The Missile Defense Agency, the U.S. Navy, and sailors at the Aegis Ashore Missile Defense Test Complex and Pacific Missile Range Facility on Kauai launched a land-based Aegis Standard Missile 3 Block IB guided missile.
It was the first test of the new Aegis Ashore system. Interceptor missiles were launched from ships in previous tests, The Associated Press reported.
During the test, a simulated ballistic missile target was acquired, tracked, and engaged by the Aegis Weapon System at about 7:35 p.m. Hawaii time Tuesday.
At about the same time, many Hawaii residents reported seeing a strange light in the sky that looked like a missile contrail.
"It looked like a zig zagging meteor threading in and out of the night sky," said Paul Javier.
Stefan Alford, a spokesman for the Pacific Missile Range Facility on Kauai, told the AP that the lines were condensed water vapor trailing the missile twisted by upper level winds.

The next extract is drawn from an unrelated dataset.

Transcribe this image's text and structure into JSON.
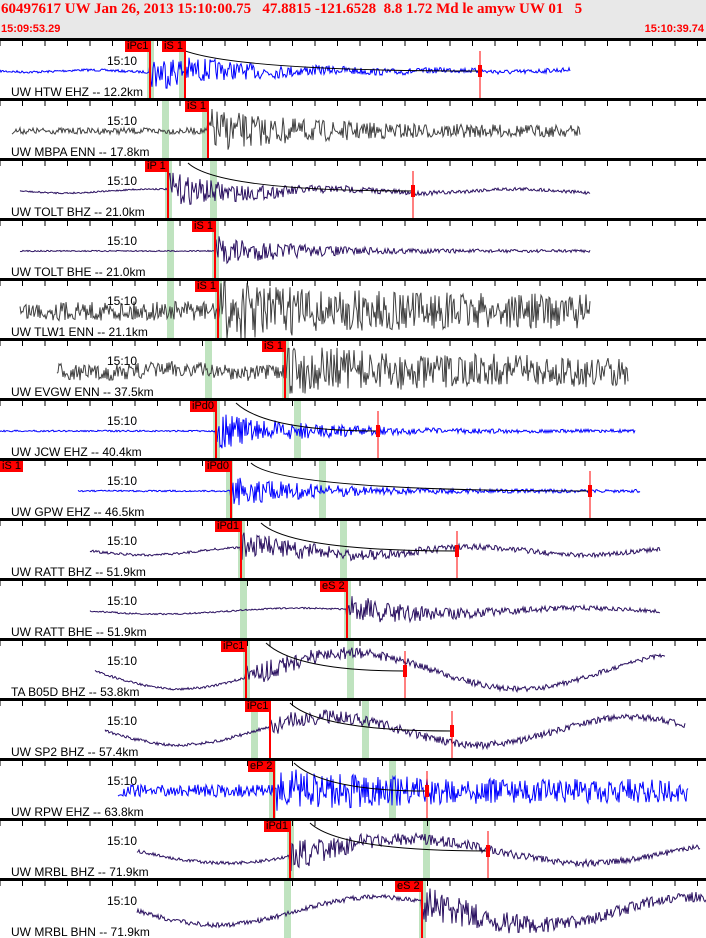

The purpose of the missile test was to confirm that the Aegis Ashore system works by launching a land-based SM-3. A test missile target was not launched.
The Aegis Ashore system is similar to the launch system, fire control system, and SPY-1 radar used on U.S. and Japanese navy ships.
The Aegis Ashore system is planned to be deployed in Romania in 2015 as part of the European missile defense shield. The missiles destroy incoming ballistic missile threats in space using sheer impact, the AP said.
The Pacific Missile Range Facility had announced earlier this month that they would be conducting a test.
Tuesday's test is the first of several planned at the Barking Sands, Kauai facility for the land-based Aegis system.